So, here we have the function:
[tex]f(x)=-x^2-4x+5[/tex]
We want to check if there's a relative maxima or minima using the second deritative test.
So, let's find the first deritative of f(x). That is:
[tex]f^{\prime}(x)=-2x-4[/tex]
And, the second deritative can be found if we differenciate the first deritative:
[tex]f^{\doubleprime}(x)=-2[/tex]
The second deritative test tells us that:
If f(x) has a critical point for which f'(x)=0, and the second deritative is negative at this point, then f has a local maximum.
So, as you can see, f''(x) = -2, so the second deritative will always be negative.
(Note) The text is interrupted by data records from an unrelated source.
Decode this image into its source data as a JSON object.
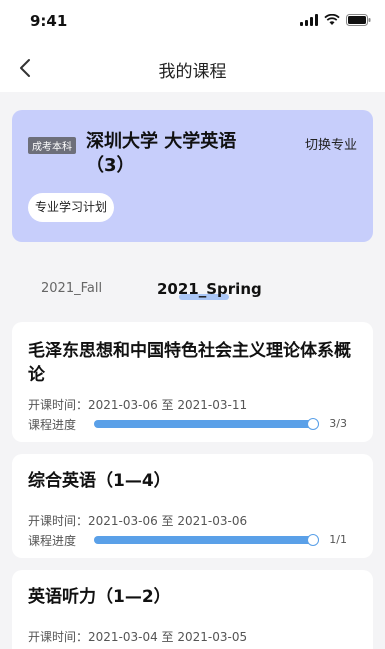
{
  "status_bar": {
    "time": "9:41"
  },
  "nav": {
    "title": "我的课程"
  },
  "header": {
    "badge": "成考本科",
    "course_title": "深圳大学 大学英语（3）",
    "switch_label": "切换专业",
    "plan_label": "专业学习计划",
    "card_color": "#c7cefb"
  },
  "terms": {
    "fall": "2021_Fall",
    "spring": "2021_Spring",
    "active": "2021_Spring"
  },
  "courses": [
    {
      "title": "毛泽东思想和中国特色社会主义理论体系概论",
      "dates": "开课时间：2021-03-06 至 2021-03-11",
      "progress_label": "课程进度",
      "progress": 1.0,
      "count": "3/3"
    },
    {
      "title": "综合英语（1—4）",
      "dates": "开课时间：2021-03-06 至 2021-03-06",
      "progress_label": "课程进度",
      "progress": 1.0,
      "count": "1/1"
    },
    {
      "title": "英语听力（1—2）",
      "dates": "开课时间：2021-03-04 至 2021-03-05"
    }
  ],
  "colors": {
    "accent": "#5aa0e8",
    "background": "#f4f4f6"
  }
}
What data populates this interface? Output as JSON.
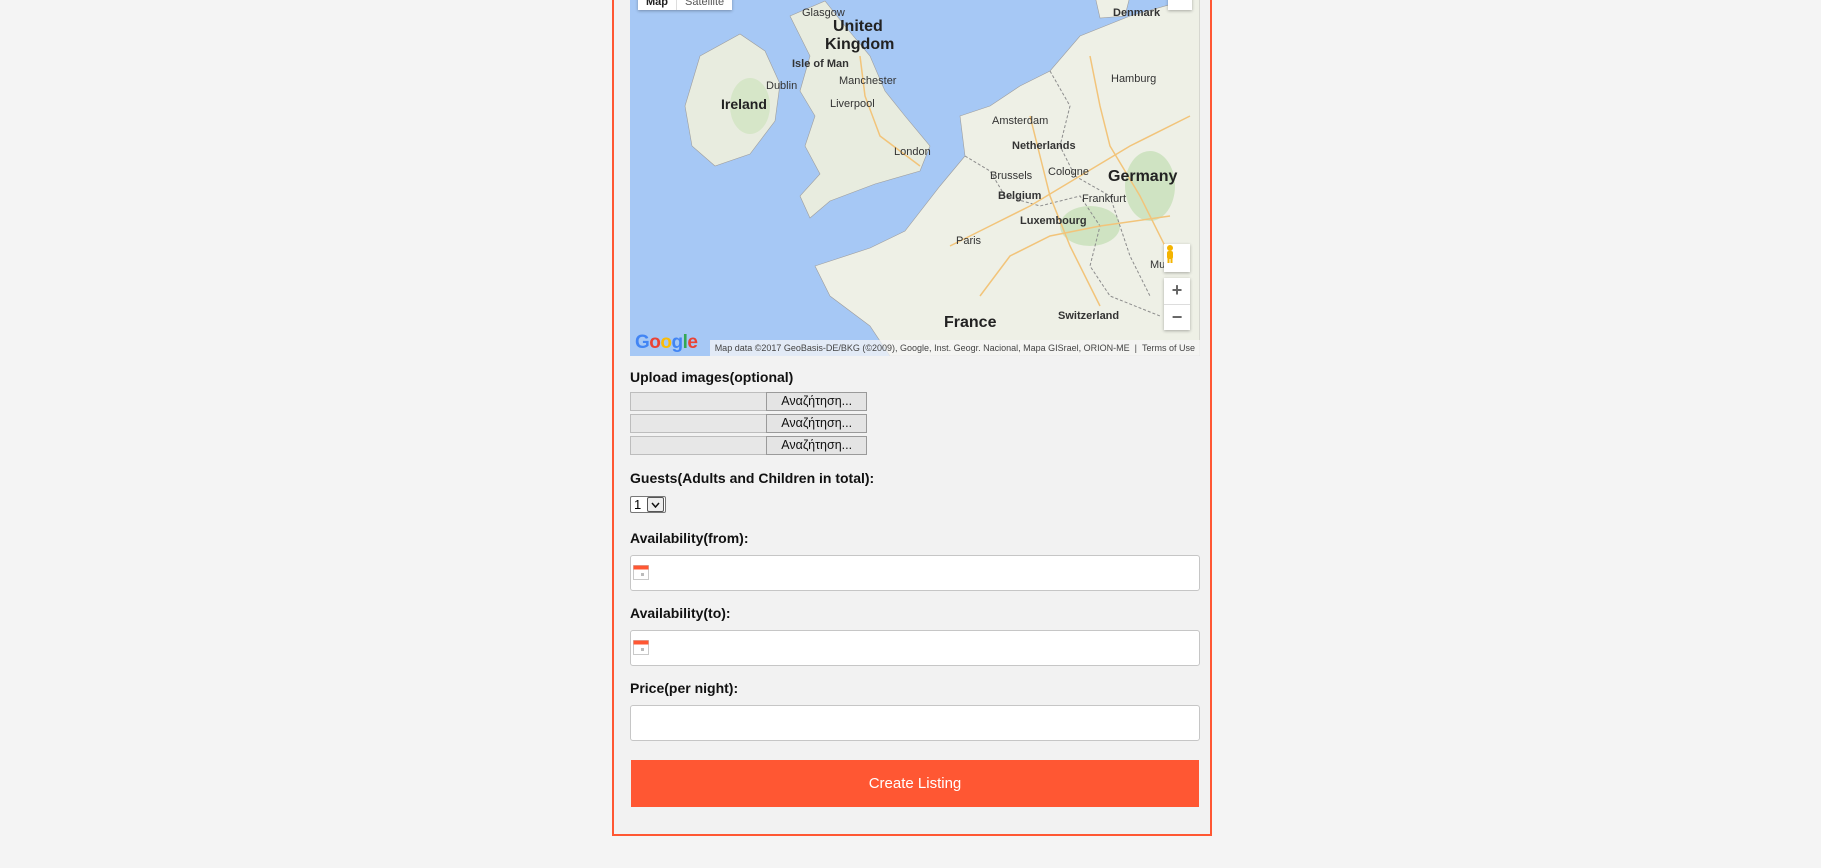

That means, that there's a relative maxima.
Now, let's find the critical point:
[tex]f^{\prime}(x)=0\to-2x-4=0\to-2x=4\to x=-2[/tex]
The critical point is located at x=-2. So, if we replace x=-2 in the function, we'll obtain the y-coordinate of this relative maximum.
[tex]\begin{gathered} f(-2)=-(-2)^2-4(-2)+5 \\ f(-2)=-4+8+5 \\ f(-2)=9 \end{gathered}[/tex]
Therefore, there's a relative maxima at the point (-2,9)